In 1996, first DNA chip was made. The DNA chip closely resembles computer chips; they are packed with DNA and are designed to read the reams of genetic information in the genomes of living organisms. The first DNA chip was designed to detect genetic abnormalities. Scientists say that the day is not far off when DNA chips will be able to scan an individual patient, read his or her genetic makeup in precise detail and even be able to detect abnormal or malfunctioning genes. DNA chips will eventually be able to determine which genes are flicking ‘on’ or ‘off’ at any given time. Other DNA chips might be used to scan a throat swab to identify a specific microbe that might be the cause of a patient’s sore throat, even identifying specific genes in the bacteria that are resistant to certain antibiotics.

DNA supercomputer
The final integration of the information and life sciences comes in the form of the ‘molecular computer’ a thinking machine made of DNA strands rather than silicon. Scientists have already constructed the first DNA computer and a growing number of both computer scientists and molecular biologists predict that at some time in the early years of the Biotech Century, much computing will take place along DNA pathways rather than on the integrated circuitry of a microchip. DNA’s ability to compute information greatly exceeds the most advanced supercomputers that exist today. Unlike most conventional computers, which are sequential and can only handle one thing at a time, DNA is a massive parallel computing machine and can theoretically compute a hundred million billion things at once. DNA is essentially digital, which means that it can count. A coding procedure was invented then for translating DNA base pairs into strings of ones and zeroes. Then poured together the contents of test tubes filled with genetically sequenced molecules, which allowed the DNA to simulate the electronic gates by which computers make their yes-no decisions. In short the DNA was made to think.

The DNA supercomputer will bring the information sciences and life sciences together into a single technology revolution with the power to remake the world.

To facilitate the research process, many Internet-based sites and ASPs are including e-commerce features such as links to suppliers of reagents, DNA sequences, or research clones. Whether it is with data visualisation programs or through integration efforts at large corporations and Internet-based ASPs, the goal increasingly is to put the tools in researchers’ hands. Bioinformatics offerings continue to evolve and target individual scientists, often through their desktop computers.

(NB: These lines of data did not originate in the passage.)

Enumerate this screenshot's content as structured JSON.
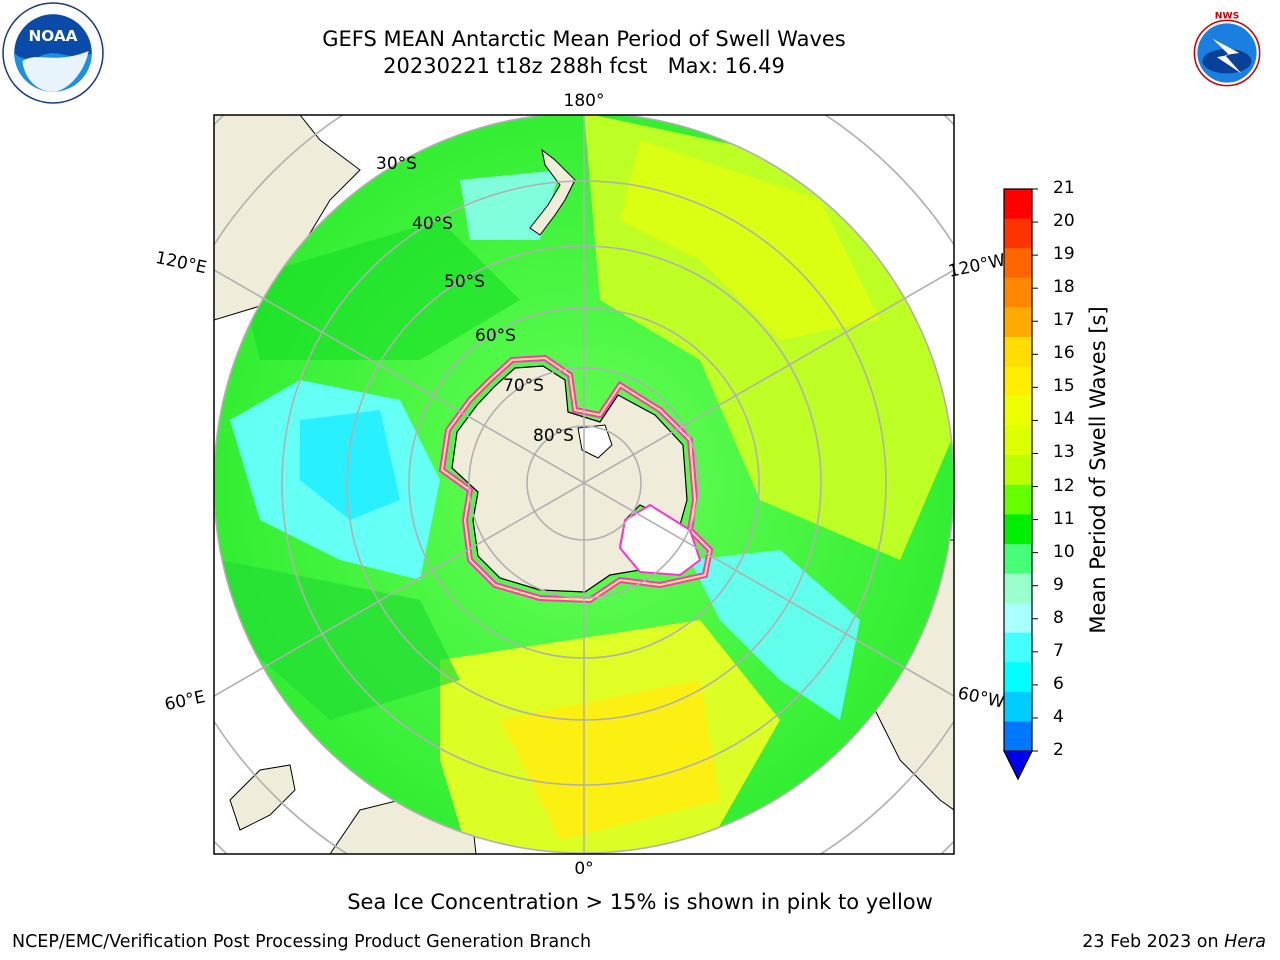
{
  "header": {
    "title_line1": "GEFS MEAN Antarctic Mean Period of Swell Waves",
    "title_line2": "20230221 t18z 288h fcst   Max: 16.49"
  },
  "logos": {
    "left": "noaa-logo",
    "right": "nws-logo",
    "nws_text": "NATIONAL WEATHER SERVICE"
  },
  "map": {
    "projection": "south-polar-stereographic",
    "longitude_labels": {
      "top": "180°",
      "bottom": "0°",
      "upper_left": "120°E",
      "upper_right": "120°W",
      "lower_left": "60°E",
      "lower_right": "60°W"
    },
    "latitude_labels": [
      "30°S",
      "40°S",
      "50°S",
      "60°S",
      "70°S",
      "80°S"
    ],
    "colors": {
      "land": "#efedda",
      "ice_edge": "#ff33cc",
      "ice_inner": "#ffffff",
      "grid": "#b0b0b0"
    }
  },
  "colorbar": {
    "label": "Mean Period of Swell Waves [s]",
    "ticks": [
      "21",
      "20",
      "19",
      "18",
      "17",
      "16",
      "15",
      "14",
      "13",
      "12",
      "11",
      "10",
      "9",
      "8",
      "7",
      "6",
      "4",
      "2"
    ],
    "colors": [
      "#ff0000",
      "#ff3300",
      "#ff6600",
      "#ff8800",
      "#ffaa00",
      "#ffdd00",
      "#ffee00",
      "#eeff00",
      "#ddff00",
      "#bbff00",
      "#66ff00",
      "#00ee00",
      "#44ff77",
      "#99ffcc",
      "#aaffff",
      "#44ffff",
      "#00ffff",
      "#00ccff",
      "#0077ff"
    ],
    "extend_color": "#0000ee"
  },
  "annotations": {
    "sea_ice_note": "Sea Ice Concentration > 15% is shown in pink to yellow"
  },
  "footer": {
    "left": "NCEP/EMC/Verification Post Processing Product Generation Branch",
    "right_prefix": "23 Feb 2023 on ",
    "right_host": "Hera"
  }
}
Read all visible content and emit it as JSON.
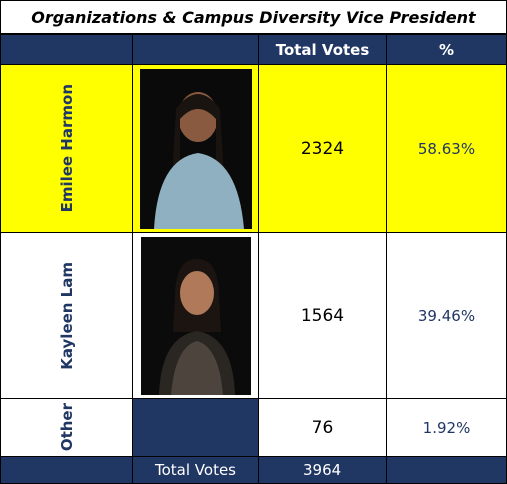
{
  "title": "Organizations & Campus Diversity Vice President",
  "header": {
    "votes": "Total Votes",
    "percent": "%"
  },
  "rows": [
    {
      "name": "Emilee Harmon",
      "votes": 2324,
      "percent": "58.63%"
    },
    {
      "name": "Kayleen Lam",
      "votes": 1564,
      "percent": "39.46%"
    },
    {
      "name": "Other",
      "votes": 76,
      "percent": "1.92%"
    }
  ],
  "footer": {
    "label": "Total Votes",
    "votes": 3964
  }
}
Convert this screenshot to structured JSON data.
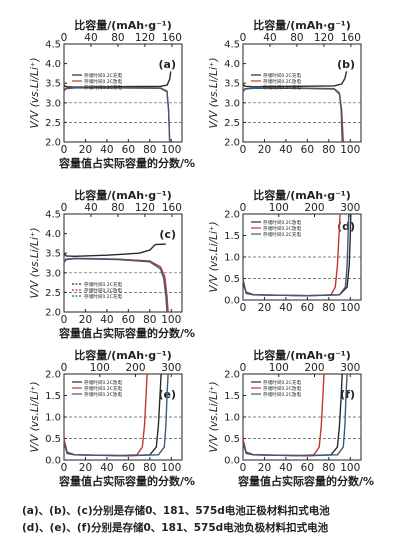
{
  "chart_data": [
    {
      "type": "line",
      "panel_label": "(a)",
      "top_axis": {
        "label": "比容量/(mAh·g⁻¹)",
        "range": [
          0,
          175
        ],
        "ticks": [
          0,
          40,
          80,
          120,
          160
        ]
      },
      "xlabel": "容量值占实际容量的分数/%",
      "xlim": [
        0,
        110
      ],
      "xticks": [
        0,
        20,
        40,
        60,
        80,
        100
      ],
      "ylabel": "V/V (vs.Li/Li⁺)",
      "ylim": [
        2.0,
        4.5
      ],
      "yticks": [
        2.0,
        2.5,
        3.0,
        3.5,
        4.0,
        4.5
      ],
      "gridlines_y": [
        2.5,
        3.0
      ],
      "legend": [
        "存储时间0.2C充电",
        "存储时间0.2C放电",
        "存储时间0.2C充电"
      ],
      "series": [
        {
          "color": "#2a2a2a",
          "x": [
            0,
            2,
            10,
            50,
            90,
            96,
            98.5,
            99.5
          ],
          "y": [
            3.45,
            3.41,
            3.4,
            3.41,
            3.42,
            3.45,
            3.6,
            3.8
          ]
        },
        {
          "color": "#c0392b",
          "x": [
            0,
            2,
            10,
            50,
            90,
            96,
            97.5,
            98.5
          ],
          "y": [
            3.32,
            3.37,
            3.39,
            3.39,
            3.38,
            3.3,
            2.8,
            2.0
          ]
        },
        {
          "color": "#3c5a7a",
          "x": [
            0,
            2,
            10,
            50,
            90,
            96,
            97.5,
            98.5
          ],
          "y": [
            3.3,
            3.36,
            3.38,
            3.38,
            3.37,
            3.28,
            2.8,
            2.0
          ]
        }
      ]
    },
    {
      "type": "line",
      "panel_label": "(b)",
      "top_axis": {
        "label": "比容量/(mAh·g⁻¹)",
        "range": [
          0,
          175
        ],
        "ticks": [
          0,
          40,
          80,
          120,
          160
        ]
      },
      "xlabel": "",
      "xlim": [
        0,
        110
      ],
      "xticks": [
        0,
        20,
        40,
        60,
        80,
        100
      ],
      "ylabel": "V/V (vs.Li/Li⁺)",
      "ylim": [
        2.0,
        4.5
      ],
      "yticks": [
        2.0,
        2.5,
        3.0,
        3.5,
        4.0,
        4.5
      ],
      "gridlines_y": [
        2.5,
        3.0
      ],
      "legend": [
        "存储时间0.2C充电",
        "存储时间0.2C放电",
        "存储时间0.2C充电"
      ],
      "series": [
        {
          "color": "#2a2a2a",
          "x": [
            0,
            2,
            10,
            50,
            85,
            92,
            95,
            96.5
          ],
          "y": [
            3.47,
            3.42,
            3.41,
            3.42,
            3.43,
            3.48,
            3.62,
            3.8
          ]
        },
        {
          "color": "#c0392b",
          "x": [
            0,
            2,
            10,
            50,
            85,
            90,
            92,
            93.5
          ],
          "y": [
            3.3,
            3.36,
            3.38,
            3.38,
            3.36,
            3.25,
            2.8,
            2.0
          ]
        },
        {
          "color": "#3c5a7a",
          "x": [
            0,
            2,
            10,
            50,
            85,
            90,
            91.5,
            92.5
          ],
          "y": [
            3.28,
            3.35,
            3.37,
            3.37,
            3.35,
            3.22,
            2.8,
            2.0
          ]
        }
      ]
    },
    {
      "type": "line",
      "panel_label": "(c)",
      "top_axis": {
        "label": "比容量/(mAh·g⁻¹)",
        "range": [
          0,
          175
        ],
        "ticks": [
          0,
          40,
          80,
          120,
          160
        ]
      },
      "xlabel": "容量值占实际容量的分数/%",
      "xlim": [
        0,
        110
      ],
      "xticks": [
        0,
        20,
        40,
        60,
        80,
        100
      ],
      "ylabel": "V/V (vs.Li/Li⁺)",
      "ylim": [
        2.0,
        4.5
      ],
      "yticks": [
        2.0,
        2.5,
        3.0,
        3.5,
        4.0,
        4.5
      ],
      "gridlines_y": [
        2.5,
        3.0
      ],
      "legend": [
        "存储时间0.2C充电",
        "存储时间0.2C放电",
        "存储时间0.2C充电"
      ],
      "series": [
        {
          "color": "#2a2a2a",
          "x": [
            0,
            2,
            10,
            40,
            70,
            80,
            85,
            92,
            95
          ],
          "y": [
            3.5,
            3.43,
            3.42,
            3.45,
            3.5,
            3.58,
            3.72,
            3.73,
            3.73
          ]
        },
        {
          "color": "#c0392b",
          "x": [
            0,
            2,
            10,
            50,
            80,
            90,
            94,
            96,
            97
          ],
          "y": [
            3.28,
            3.35,
            3.37,
            3.35,
            3.3,
            3.15,
            2.9,
            2.4,
            2.0
          ]
        },
        {
          "color": "#3c5a7a",
          "x": [
            0,
            2,
            10,
            50,
            80,
            90,
            93,
            95,
            96
          ],
          "y": [
            3.26,
            3.34,
            3.36,
            3.34,
            3.28,
            3.1,
            2.85,
            2.4,
            2.0
          ]
        }
      ]
    },
    {
      "type": "line",
      "panel_label": "(d)",
      "top_axis": {
        "label": "比容量/(mAh·g⁻¹)",
        "range": [
          0,
          330
        ],
        "ticks": [
          0,
          100,
          200,
          300
        ]
      },
      "xlabel": "",
      "xlim": [
        0,
        110
      ],
      "xticks": [
        0,
        20,
        40,
        60,
        80,
        100
      ],
      "ylabel": "V/V (vs.Li/Li⁺)",
      "ylim": [
        0.0,
        2.0
      ],
      "yticks": [
        0.0,
        0.5,
        1.0,
        1.5,
        2.0
      ],
      "gridlines_y": [
        0.5,
        1.0
      ],
      "legend": [
        "存储时间0.2C放电",
        "存储时间0.2C放电",
        "存储时间0.2C充电"
      ],
      "series": [
        {
          "color": "#2a2a2a",
          "x": [
            0,
            3,
            10,
            60,
            90,
            97,
            99,
            100,
            100.5
          ],
          "y": [
            0.4,
            0.18,
            0.12,
            0.1,
            0.12,
            0.3,
            0.8,
            1.5,
            2.0
          ]
        },
        {
          "color": "#c0392b",
          "x": [
            0,
            3,
            10,
            60,
            82,
            86,
            88,
            89.5,
            90.5
          ],
          "y": [
            0.5,
            0.15,
            0.12,
            0.1,
            0.12,
            0.3,
            0.8,
            1.5,
            2.0
          ]
        },
        {
          "color": "#3c5a7a",
          "x": [
            0,
            3,
            10,
            60,
            90,
            95.5,
            97,
            98,
            98.5
          ],
          "y": [
            0.45,
            0.16,
            0.12,
            0.1,
            0.12,
            0.3,
            0.8,
            1.5,
            2.0
          ]
        }
      ]
    },
    {
      "type": "line",
      "panel_label": "(e)",
      "top_axis": {
        "label": "比容量/(mAh·g⁻¹)",
        "range": [
          0,
          330
        ],
        "ticks": [
          0,
          100,
          200,
          300
        ]
      },
      "xlabel": "容量值占实际容量的分数/%",
      "xlim": [
        0,
        110
      ],
      "xticks": [
        0,
        20,
        40,
        60,
        80,
        100
      ],
      "ylabel": "V/V (vs.Li/Li⁺)",
      "ylim": [
        0.0,
        2.0
      ],
      "yticks": [
        0.0,
        0.5,
        1.0,
        1.5,
        2.0
      ],
      "gridlines_y": [
        0.5,
        1.0
      ],
      "legend": [
        "存储时间0.2C放电",
        "存储时间0.2C充电",
        "存储时间0.2C放电"
      ],
      "series": [
        {
          "color": "#2a2a2a",
          "x": [
            0,
            3,
            10,
            60,
            80,
            86,
            88,
            89.5,
            90.5
          ],
          "y": [
            0.45,
            0.18,
            0.12,
            0.1,
            0.12,
            0.3,
            0.8,
            1.5,
            2.0
          ]
        },
        {
          "color": "#c0392b",
          "x": [
            0,
            3,
            10,
            50,
            68,
            73,
            75,
            76.5,
            77.5
          ],
          "y": [
            0.5,
            0.16,
            0.12,
            0.1,
            0.12,
            0.3,
            0.8,
            1.5,
            2.0
          ]
        },
        {
          "color": "#3c5a7a",
          "x": [
            0,
            3,
            10,
            60,
            88,
            93.5,
            95,
            96,
            97
          ],
          "y": [
            0.4,
            0.15,
            0.12,
            0.1,
            0.12,
            0.3,
            0.8,
            1.5,
            2.0
          ]
        }
      ]
    },
    {
      "type": "line",
      "panel_label": "(f)",
      "top_axis": {
        "label": "比容量/(mAh·g⁻¹)",
        "range": [
          0,
          330
        ],
        "ticks": [
          0,
          100,
          200,
          300
        ]
      },
      "xlabel": "容量值占实际容量的分数/%",
      "xlim": [
        0,
        110
      ],
      "xticks": [
        0,
        20,
        40,
        60,
        80,
        100
      ],
      "ylabel": "V/V (vs.Li/Li⁺)",
      "ylim": [
        0.0,
        2.0
      ],
      "yticks": [
        0.0,
        0.5,
        1.0,
        1.5,
        2.0
      ],
      "gridlines_y": [
        0.5,
        1.0
      ],
      "legend": [
        "存储时间0.2C充电",
        "存储时间0.2C放电",
        "存储时间0.2C放电"
      ],
      "series": [
        {
          "color": "#2a2a2a",
          "x": [
            0,
            3,
            10,
            60,
            82,
            88,
            90,
            91.5,
            92.5
          ],
          "y": [
            0.45,
            0.18,
            0.12,
            0.1,
            0.12,
            0.3,
            0.8,
            1.5,
            2.0
          ]
        },
        {
          "color": "#c0392b",
          "x": [
            0,
            3,
            10,
            50,
            66,
            71,
            73,
            74.5,
            75.5
          ],
          "y": [
            0.5,
            0.16,
            0.12,
            0.1,
            0.12,
            0.3,
            0.8,
            1.5,
            2.0
          ]
        },
        {
          "color": "#3c5a7a",
          "x": [
            0,
            3,
            10,
            60,
            88,
            93.5,
            95,
            96,
            97
          ],
          "y": [
            0.4,
            0.15,
            0.12,
            0.1,
            0.12,
            0.3,
            0.8,
            1.5,
            2.0
          ]
        }
      ]
    }
  ],
  "caption": {
    "line1": "(a)、(b)、(c)分别是存储0、181、575d电池正极材料扣式电池",
    "line2": "(d)、(e)、(f)分别是存储0、181、575d电池负极材料扣式电池"
  }
}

Bioinformatics companies say they will increase access to more data and tools as they are generated, moving beyond the most widely used gene-sequencing analysis to include areas such as gene expression, protein identification and structure, biochemical pathway data, pharmacogenomics, and chemical structure and activity. From a user perspective, scientists hope to get integrated packages of data, software, patent citations, literature, and supplier links to support their research. These combined elements are anticipated to decrease time spent in handling, manipulating, transmitting, and analysing data to ultimately speed up drug discovery and development.

Bioinformatics companies are moving beyond gene-sequencing analysis to areas such as gene expression, protein identification and structure, biochemical pathway data, pharmacogenomics, and chemical structure and activity.